Geflüchtete in Paris

Protest der Papierlosen

Seite 5 – Arbeiten ohne Papiere
Reportage Von

In einem ruhigen Wohnviertel im 11. Arrondissement wartet Aziza Achour im Hinterhof eines kleinen Hauses an der Tür. Sie ist langjährige Mitarbeiterin der Nichtregierungsorganisation Droits devant, in der sich Menschen in Wohnungsnot und sans papiers im Kampf um ihre Rechte zusammengeschlossen haben. Auf dem Tisch liegen ein Stapel Akten und Papiere mit Stempeln drauf. Ihr gegenüber sitzt ein Senegalese, der am Vortag auf dem Weg zur Arbeit festgenommen wurde. Er hat die Nacht in der Zelle verbracht, wirkt müde und beunruhigt. Ständig klingelt Achours Telefon, häufig sind es Menschen, die festgenommen wurden. Doch sie lässt sich nicht aus der Ruhe bringen, gibt geduldig Auskunft und verspricht, Faxe an die Polizei zu schicken.
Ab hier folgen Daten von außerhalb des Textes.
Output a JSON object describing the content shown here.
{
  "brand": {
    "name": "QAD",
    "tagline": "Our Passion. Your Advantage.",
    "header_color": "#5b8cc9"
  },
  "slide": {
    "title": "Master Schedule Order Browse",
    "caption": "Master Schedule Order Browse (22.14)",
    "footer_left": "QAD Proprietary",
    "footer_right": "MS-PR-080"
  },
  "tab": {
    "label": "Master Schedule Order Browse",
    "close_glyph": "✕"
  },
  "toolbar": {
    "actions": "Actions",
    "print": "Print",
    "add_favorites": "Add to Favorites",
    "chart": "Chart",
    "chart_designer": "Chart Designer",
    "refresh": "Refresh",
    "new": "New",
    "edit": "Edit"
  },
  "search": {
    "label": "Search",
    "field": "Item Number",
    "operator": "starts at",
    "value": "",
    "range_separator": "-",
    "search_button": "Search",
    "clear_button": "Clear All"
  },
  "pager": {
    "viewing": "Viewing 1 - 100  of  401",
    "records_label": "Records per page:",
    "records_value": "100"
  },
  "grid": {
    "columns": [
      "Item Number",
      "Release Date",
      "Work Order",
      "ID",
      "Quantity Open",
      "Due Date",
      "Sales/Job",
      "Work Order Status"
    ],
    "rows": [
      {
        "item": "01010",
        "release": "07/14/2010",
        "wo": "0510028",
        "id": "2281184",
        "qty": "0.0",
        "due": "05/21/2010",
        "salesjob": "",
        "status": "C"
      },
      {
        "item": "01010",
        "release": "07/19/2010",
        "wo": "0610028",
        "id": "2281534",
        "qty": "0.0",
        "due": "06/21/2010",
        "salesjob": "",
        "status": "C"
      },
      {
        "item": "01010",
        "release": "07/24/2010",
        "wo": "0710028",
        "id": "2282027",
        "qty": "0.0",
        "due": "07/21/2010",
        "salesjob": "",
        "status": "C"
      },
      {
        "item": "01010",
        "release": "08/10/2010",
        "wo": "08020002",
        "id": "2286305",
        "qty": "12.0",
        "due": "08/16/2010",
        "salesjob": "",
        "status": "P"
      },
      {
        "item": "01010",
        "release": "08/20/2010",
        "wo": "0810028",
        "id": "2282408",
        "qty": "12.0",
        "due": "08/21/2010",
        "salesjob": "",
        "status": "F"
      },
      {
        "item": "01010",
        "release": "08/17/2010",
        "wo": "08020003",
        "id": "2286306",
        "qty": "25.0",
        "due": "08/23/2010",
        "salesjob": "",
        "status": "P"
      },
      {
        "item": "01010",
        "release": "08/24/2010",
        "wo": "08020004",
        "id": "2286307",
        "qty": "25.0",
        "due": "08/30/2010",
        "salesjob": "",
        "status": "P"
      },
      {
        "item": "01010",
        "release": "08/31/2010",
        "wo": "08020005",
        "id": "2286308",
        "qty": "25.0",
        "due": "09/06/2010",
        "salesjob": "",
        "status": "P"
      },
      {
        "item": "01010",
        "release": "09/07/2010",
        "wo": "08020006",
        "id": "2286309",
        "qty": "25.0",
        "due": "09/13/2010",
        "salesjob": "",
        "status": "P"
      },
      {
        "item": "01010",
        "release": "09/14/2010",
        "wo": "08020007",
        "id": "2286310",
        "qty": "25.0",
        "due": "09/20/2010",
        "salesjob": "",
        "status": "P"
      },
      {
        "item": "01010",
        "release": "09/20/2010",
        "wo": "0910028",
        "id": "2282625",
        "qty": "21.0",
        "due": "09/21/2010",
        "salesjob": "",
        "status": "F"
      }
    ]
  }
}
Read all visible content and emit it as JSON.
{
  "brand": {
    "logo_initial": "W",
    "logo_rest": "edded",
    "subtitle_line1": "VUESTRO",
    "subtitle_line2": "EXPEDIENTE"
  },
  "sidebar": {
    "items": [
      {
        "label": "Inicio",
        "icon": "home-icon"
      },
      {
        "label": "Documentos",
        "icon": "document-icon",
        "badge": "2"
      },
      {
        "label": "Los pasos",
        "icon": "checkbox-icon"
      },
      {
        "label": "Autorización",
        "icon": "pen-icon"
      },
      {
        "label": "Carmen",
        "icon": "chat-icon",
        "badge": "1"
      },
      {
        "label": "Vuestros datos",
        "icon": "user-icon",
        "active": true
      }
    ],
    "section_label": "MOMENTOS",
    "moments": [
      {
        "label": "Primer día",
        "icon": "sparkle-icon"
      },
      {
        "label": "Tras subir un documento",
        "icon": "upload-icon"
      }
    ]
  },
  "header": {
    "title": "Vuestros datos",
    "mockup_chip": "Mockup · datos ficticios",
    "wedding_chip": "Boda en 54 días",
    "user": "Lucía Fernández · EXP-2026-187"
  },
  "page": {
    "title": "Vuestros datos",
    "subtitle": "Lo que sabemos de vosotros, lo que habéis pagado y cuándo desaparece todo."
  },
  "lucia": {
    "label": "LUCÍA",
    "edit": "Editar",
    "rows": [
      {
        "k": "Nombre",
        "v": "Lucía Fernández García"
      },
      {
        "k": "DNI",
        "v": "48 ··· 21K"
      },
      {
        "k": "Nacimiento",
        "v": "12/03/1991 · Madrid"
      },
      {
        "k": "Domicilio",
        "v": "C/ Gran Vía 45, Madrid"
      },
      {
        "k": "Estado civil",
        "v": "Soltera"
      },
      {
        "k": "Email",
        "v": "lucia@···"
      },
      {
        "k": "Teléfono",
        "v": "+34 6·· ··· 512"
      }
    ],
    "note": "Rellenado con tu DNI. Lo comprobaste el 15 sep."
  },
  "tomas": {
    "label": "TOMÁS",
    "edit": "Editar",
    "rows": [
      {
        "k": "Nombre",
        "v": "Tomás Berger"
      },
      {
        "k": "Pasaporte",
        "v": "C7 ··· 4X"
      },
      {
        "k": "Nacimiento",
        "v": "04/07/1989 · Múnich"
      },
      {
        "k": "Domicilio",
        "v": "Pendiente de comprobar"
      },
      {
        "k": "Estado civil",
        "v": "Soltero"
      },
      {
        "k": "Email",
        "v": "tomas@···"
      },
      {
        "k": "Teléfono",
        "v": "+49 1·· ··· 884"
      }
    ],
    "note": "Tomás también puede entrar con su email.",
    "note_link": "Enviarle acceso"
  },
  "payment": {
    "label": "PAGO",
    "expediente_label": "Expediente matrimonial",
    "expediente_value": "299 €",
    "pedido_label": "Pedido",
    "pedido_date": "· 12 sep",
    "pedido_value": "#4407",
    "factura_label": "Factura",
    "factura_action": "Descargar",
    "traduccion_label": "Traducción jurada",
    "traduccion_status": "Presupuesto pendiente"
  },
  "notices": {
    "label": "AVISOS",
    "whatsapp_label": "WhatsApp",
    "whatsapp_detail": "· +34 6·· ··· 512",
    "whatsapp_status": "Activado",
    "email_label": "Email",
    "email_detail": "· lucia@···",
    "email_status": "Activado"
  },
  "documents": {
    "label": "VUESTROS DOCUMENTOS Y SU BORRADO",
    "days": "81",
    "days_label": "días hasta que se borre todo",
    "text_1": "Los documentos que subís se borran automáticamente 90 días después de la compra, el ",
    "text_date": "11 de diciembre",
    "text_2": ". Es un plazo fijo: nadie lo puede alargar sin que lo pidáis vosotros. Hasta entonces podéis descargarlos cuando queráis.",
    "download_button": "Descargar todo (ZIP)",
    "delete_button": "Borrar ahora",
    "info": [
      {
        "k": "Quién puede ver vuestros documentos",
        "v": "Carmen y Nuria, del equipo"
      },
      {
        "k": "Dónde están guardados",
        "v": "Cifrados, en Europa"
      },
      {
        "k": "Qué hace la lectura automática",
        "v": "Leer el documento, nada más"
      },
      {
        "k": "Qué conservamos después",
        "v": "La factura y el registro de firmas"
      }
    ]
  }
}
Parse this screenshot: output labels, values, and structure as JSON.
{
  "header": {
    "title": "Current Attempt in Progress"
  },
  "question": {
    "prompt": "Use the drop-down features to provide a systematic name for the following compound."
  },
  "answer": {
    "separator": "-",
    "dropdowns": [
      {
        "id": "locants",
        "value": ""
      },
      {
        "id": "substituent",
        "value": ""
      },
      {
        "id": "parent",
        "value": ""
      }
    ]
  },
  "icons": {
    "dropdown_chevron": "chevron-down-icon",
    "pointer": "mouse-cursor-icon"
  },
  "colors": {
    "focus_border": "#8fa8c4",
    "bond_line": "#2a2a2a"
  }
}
Improvisierter Imbisswagen.

Bild:
Astrid Schäfers

Der Senegalese stellt Achour noch eine Frage und geht. »Er wurde gestern Morgen um 7.30 Uhr bei einer großen Polizeikontrolle an einer Metrostation festgenommen, auf dem Weg zur Arbeit«, erzählt sie. »Die Polizei und die Staatsanwaltschaft wissen ganz genau, dass um sieben Uhr nur sans papiers an der Metrostation warten; sie sind die ersten, die zur Arbeit gehen. Dieser Senegalese arbeitet in einem Restaurant. Er hat keine Aufenthaltsgenehmigung, aber er arbeitet und sein Arbeitgeber hat ihn offiziell als Arbeitsnehmer gemeldet.« Der Mann erfülle die Bedingungen für eine Legalisierung, so Achour: »Das heißt, er ist seit drei Jahren in Frankreich, arbeitet Vollzeit, verfügt über 24 Gehaltsbescheinigungen und einen unbefristeten Vertrag.« Als der Senegalese Achour anrief, schickte sie ein Fax mit seinem Arbeitsvertrag an die Polizei und die Staatsanwaltschaft. Daraufhin entschied der Richter, ihn freizulassen.

Vor einigen Jahren erließ die französische Regierung noch ministerielle Rundschreiben, sogenannte circulaires, die die Legalisierung von Personen ­ermöglichen, die bestimmte Bedingungen erfüllen. Das jüngste ministerielle Rundschreiben wurde 2012 vom damaligen Innenminister Manuel Valls erlassen. Es zielt darauf ab, Schwarz­arbeit einzudämmen: Menschen, die arbeiten, aber keine Aufenthaltsgenehmigung haben, können eine bekommen, sofern sie bestimmte, sehr hohe Anforderungen erfüllen.